Previa relazione del Ministro Bondi, il Consiglio ha approvato in via preliminare uno schema di disegno di legge quadro sulla qualità architettonica, che sarà sottoposto al parere della Conferenza unificata. Il provvedimento prevede in particolare la promozione dei concorsi di architettura, premi ai giovani professionisti che partecipano a tali concorsi, obbligo delle amministrazioni pubbliche di destinare il 2% della spesa per nuovi edifici (di importo superiore a un milione di euro) all’inserimento di opere d’arte, piano triennale per la qualità architettonica.
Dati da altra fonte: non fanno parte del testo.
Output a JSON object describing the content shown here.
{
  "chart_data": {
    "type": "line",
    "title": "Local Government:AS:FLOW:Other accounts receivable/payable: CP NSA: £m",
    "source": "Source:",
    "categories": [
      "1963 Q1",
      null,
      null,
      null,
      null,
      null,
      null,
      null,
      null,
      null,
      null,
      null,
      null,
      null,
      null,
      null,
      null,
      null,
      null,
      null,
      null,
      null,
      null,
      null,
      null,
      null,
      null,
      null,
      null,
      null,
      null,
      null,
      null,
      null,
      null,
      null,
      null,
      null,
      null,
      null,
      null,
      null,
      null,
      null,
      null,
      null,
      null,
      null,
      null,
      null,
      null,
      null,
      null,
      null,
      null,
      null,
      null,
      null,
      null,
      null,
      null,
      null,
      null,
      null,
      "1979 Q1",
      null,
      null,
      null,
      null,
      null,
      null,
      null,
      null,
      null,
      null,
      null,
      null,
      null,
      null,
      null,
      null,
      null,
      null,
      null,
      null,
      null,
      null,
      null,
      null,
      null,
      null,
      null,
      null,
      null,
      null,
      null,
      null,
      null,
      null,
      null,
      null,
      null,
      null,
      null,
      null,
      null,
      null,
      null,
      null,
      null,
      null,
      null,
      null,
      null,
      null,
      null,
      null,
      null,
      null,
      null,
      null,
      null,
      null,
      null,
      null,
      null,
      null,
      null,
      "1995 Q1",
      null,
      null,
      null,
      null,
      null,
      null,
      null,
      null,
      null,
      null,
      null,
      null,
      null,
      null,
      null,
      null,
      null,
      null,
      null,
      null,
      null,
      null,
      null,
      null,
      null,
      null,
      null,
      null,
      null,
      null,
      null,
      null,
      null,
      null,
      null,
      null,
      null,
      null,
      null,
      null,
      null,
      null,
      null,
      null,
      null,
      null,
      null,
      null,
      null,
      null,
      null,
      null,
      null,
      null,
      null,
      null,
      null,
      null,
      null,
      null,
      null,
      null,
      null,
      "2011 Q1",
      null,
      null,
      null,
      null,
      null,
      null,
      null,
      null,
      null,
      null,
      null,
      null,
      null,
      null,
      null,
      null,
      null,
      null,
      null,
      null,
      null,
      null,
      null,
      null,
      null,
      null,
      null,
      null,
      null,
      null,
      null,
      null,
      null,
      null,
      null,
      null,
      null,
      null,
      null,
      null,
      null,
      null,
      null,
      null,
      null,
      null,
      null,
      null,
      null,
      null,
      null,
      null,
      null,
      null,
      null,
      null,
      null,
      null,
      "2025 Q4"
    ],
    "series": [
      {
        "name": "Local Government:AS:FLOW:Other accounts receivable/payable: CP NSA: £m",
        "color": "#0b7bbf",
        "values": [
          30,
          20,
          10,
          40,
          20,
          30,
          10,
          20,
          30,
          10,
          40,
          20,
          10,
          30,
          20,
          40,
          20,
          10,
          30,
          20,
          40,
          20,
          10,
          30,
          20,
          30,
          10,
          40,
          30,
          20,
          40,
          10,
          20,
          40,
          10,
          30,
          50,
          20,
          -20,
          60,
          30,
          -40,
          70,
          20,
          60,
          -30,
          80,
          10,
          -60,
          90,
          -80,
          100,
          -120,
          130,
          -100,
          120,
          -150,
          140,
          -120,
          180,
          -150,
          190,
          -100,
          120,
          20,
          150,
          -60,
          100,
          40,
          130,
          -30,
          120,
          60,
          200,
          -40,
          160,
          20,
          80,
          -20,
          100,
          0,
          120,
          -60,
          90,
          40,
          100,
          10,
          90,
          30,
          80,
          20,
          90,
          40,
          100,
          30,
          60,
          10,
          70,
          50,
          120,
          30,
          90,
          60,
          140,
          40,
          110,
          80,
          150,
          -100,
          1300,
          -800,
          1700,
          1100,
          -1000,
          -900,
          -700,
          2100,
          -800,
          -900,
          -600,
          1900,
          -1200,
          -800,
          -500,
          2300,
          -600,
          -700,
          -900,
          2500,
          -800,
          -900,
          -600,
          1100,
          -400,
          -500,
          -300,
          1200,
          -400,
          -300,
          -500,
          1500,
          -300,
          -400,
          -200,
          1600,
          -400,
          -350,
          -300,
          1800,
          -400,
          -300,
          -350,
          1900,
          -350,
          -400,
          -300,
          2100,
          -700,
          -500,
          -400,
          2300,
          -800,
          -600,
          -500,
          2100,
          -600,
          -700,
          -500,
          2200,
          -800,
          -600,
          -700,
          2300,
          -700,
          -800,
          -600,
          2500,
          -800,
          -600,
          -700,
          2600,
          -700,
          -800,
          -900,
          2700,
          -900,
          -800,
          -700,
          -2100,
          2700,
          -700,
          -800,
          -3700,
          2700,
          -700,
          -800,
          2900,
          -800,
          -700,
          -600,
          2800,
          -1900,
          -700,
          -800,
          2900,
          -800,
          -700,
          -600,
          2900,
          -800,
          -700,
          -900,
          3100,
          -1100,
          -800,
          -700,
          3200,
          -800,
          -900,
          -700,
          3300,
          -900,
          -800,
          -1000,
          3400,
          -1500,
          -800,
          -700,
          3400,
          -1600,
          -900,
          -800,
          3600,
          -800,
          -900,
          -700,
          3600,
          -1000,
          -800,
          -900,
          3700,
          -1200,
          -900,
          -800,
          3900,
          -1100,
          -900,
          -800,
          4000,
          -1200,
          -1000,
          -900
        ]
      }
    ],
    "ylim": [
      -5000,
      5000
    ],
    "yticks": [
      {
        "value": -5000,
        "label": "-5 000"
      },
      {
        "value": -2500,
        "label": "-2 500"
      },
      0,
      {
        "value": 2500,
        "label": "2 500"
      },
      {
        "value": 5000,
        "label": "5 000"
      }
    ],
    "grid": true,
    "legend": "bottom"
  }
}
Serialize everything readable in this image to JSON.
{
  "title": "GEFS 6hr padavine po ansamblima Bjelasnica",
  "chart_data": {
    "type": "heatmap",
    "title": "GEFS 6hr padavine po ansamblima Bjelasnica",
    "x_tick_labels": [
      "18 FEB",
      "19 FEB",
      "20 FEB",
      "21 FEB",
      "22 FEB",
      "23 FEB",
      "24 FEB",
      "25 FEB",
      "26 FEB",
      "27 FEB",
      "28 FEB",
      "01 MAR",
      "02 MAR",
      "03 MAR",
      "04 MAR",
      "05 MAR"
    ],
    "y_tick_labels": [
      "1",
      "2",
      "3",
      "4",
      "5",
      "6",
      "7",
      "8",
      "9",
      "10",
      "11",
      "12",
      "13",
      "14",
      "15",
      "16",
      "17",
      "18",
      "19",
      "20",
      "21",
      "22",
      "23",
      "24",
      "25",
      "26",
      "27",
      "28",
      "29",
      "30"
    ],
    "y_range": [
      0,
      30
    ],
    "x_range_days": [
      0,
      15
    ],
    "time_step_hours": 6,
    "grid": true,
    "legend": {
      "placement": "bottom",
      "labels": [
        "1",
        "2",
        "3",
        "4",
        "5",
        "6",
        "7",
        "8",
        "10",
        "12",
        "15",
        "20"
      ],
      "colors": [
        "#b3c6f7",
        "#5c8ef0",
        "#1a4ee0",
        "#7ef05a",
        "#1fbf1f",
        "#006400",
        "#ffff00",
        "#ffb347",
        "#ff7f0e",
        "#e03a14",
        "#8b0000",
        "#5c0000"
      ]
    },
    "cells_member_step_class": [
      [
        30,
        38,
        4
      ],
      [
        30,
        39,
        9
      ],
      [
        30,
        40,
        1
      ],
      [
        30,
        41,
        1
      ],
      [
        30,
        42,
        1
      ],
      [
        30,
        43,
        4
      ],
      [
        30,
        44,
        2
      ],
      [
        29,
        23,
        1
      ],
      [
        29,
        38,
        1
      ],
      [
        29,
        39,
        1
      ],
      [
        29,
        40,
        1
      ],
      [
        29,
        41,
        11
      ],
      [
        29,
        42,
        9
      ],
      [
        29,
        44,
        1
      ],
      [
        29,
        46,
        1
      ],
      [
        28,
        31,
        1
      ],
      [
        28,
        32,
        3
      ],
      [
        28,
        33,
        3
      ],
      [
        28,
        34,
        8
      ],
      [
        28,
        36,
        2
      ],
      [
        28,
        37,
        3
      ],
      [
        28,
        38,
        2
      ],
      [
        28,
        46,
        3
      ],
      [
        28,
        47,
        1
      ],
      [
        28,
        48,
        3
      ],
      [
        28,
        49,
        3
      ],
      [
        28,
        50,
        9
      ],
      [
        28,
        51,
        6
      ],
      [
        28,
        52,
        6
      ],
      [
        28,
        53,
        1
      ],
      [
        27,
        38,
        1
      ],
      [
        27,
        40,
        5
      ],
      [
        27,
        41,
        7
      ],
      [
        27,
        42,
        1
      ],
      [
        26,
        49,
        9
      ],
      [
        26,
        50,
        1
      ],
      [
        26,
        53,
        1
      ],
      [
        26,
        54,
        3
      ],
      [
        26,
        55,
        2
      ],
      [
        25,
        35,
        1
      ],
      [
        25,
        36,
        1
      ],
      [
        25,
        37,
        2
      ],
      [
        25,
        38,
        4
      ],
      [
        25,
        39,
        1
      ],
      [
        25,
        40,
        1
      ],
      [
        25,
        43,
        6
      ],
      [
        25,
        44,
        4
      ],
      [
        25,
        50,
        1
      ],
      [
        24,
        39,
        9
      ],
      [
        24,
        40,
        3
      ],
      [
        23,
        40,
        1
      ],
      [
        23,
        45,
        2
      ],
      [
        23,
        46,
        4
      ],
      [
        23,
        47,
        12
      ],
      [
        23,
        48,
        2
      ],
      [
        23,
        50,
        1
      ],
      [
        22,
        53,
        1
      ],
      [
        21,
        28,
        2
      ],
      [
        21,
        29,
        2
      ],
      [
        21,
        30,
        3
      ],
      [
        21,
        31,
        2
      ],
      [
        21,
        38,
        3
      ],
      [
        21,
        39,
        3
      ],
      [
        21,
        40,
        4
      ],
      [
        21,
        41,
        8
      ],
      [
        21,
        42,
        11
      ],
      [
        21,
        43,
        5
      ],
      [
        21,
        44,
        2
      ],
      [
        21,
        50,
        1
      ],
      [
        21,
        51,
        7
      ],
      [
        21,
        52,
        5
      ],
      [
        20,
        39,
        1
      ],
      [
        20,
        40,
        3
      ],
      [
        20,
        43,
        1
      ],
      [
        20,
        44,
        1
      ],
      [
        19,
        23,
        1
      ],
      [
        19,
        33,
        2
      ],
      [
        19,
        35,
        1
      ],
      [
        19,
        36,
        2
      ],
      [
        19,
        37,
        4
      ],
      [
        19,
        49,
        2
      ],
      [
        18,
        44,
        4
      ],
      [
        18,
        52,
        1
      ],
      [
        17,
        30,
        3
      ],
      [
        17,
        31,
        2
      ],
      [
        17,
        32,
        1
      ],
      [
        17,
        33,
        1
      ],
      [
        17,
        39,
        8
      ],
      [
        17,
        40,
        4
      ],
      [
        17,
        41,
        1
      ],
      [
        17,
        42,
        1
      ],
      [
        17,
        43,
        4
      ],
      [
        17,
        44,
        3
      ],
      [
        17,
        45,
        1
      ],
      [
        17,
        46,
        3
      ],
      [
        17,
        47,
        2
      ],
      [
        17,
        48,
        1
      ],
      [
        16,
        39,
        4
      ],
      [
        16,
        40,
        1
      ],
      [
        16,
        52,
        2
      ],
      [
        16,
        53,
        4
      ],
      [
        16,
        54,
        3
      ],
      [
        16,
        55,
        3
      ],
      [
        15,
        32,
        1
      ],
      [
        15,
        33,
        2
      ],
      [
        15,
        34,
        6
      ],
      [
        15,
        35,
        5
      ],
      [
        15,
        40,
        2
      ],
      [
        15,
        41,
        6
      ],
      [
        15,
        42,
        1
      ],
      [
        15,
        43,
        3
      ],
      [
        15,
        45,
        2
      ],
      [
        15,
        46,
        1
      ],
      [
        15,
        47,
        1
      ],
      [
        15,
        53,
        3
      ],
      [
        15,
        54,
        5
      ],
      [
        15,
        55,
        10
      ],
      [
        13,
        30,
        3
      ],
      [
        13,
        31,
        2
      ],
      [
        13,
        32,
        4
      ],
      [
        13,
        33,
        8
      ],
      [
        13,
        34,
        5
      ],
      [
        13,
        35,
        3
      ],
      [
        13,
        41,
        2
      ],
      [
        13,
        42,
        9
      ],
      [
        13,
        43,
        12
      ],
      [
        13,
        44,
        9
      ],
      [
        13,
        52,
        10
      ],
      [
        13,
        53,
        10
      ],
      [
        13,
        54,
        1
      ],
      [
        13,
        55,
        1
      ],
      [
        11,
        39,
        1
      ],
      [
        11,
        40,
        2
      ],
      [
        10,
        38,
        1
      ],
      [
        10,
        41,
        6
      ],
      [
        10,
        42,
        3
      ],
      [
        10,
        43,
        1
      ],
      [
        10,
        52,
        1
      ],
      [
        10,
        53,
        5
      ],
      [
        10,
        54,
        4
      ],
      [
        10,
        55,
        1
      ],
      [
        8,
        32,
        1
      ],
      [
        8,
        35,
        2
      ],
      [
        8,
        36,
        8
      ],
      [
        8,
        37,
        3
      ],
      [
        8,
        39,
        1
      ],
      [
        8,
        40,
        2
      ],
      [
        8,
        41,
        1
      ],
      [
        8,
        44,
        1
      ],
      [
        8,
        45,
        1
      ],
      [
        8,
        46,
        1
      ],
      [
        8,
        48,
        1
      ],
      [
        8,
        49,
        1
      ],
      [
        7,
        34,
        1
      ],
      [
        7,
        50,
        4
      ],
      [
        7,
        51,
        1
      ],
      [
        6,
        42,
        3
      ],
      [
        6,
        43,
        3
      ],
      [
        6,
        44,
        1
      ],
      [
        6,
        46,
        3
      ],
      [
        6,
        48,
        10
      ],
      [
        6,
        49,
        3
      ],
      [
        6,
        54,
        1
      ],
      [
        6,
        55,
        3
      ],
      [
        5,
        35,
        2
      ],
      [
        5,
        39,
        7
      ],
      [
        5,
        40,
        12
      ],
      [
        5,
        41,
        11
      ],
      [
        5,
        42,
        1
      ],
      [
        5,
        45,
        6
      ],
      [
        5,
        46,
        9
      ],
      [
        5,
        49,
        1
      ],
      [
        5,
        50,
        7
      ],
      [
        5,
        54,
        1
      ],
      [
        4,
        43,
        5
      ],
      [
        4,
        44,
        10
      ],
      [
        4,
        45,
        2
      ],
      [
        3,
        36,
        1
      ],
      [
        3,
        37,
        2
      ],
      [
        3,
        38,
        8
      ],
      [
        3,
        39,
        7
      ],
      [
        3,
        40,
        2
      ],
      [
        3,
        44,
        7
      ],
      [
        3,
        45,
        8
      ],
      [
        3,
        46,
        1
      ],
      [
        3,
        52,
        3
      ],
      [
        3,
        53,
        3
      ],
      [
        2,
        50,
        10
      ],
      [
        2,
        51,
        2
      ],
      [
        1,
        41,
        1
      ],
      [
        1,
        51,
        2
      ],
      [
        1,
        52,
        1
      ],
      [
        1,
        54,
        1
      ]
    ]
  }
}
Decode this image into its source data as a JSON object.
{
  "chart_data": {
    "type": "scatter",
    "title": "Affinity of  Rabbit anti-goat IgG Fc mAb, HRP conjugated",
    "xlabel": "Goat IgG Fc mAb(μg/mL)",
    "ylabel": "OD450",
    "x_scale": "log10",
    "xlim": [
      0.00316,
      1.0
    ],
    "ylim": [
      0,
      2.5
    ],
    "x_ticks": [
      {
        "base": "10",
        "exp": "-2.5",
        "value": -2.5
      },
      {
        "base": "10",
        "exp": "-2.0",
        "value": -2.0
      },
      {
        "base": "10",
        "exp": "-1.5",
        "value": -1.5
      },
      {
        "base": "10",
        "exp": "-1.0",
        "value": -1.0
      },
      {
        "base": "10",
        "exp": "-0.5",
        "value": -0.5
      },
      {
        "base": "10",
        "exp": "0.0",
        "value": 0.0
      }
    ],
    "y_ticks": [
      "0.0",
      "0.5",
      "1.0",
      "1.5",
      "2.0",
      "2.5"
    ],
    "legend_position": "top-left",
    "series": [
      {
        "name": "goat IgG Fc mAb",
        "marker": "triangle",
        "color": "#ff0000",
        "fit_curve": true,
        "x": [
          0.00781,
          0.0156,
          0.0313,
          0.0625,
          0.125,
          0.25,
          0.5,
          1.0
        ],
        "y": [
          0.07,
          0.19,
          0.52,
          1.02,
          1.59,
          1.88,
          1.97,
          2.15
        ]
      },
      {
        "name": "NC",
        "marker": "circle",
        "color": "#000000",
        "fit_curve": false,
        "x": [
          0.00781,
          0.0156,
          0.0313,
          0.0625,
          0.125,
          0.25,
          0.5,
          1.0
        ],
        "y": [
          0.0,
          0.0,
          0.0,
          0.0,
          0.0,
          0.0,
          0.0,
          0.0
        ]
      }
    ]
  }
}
Il testo governativo, la cui presentazione è stata anticipata dal Ministro Bondi a Torino durante il Congresso mondiale di architettura, intende allineare il nostro Paese agli standard qualitativi europei attraverso l’apertura del mercato della progettazione ai giovani professionisti, la valutazione sul merito dei progetti e una maggiore trasparenza negli affidamenti.

Il disegno di legge riprende quello presentato nella XIV legislatura dal Ministro Urbani ed ha un ambito di applicazione particolarmente esteso, dal momento che riguarderà i progetti di trasformazione del territorio ed ogni altro atto che prevede l’inserimento di nuove opere nei diversi contesti naturali ed urbani; si applicherà inoltre anche agli interventi sul patrimonio edilizio esistente e alla realizzazione e modernizzazione delle infrastrutture. Lo schema prevede che ai giovani professionisti siano riservati premi speciali nei bandi di concorso per opere di rilevante interesse storico-artistico e paesaggistico-ambientale. Il Ministero per i beni culturali, in sede di progettazione di opere di propria competenza, utilizzerà sempre lo strumento del concorso di architettura, mentre le altre Amministrazioni potranno chiedere al Ministero di provvedere all’ideazione o alla progettazione di opere di rilevante interesse architettonico e paesaggistico. Sono inoltre previsti premi e riconoscimenti ai progetti e alle opere di architettura commissionati, ideati o realizzati da enti pubblici o privati, nonchè misure idonee a diffondere la conoscenza e a promuovere le opere di architettura di particolare valore artistico e l’alta formazione. Viene infine introdotto il Piano triennale per la qualità delle costruzioni pubbliche, predisposto dal Ministero per i beni e le attività culturali (di concerto con il Ministero delle infrastrutture e dei trasporti, d’intesa con la Conferenza unificata) che dovrà individuare le linee prioritarie di intervento mediante intese con il Ministero dell’istruzione, dell’università e della ricerca o con le singole istituzioni universitarie, sentiti gli ordini professionali competenti.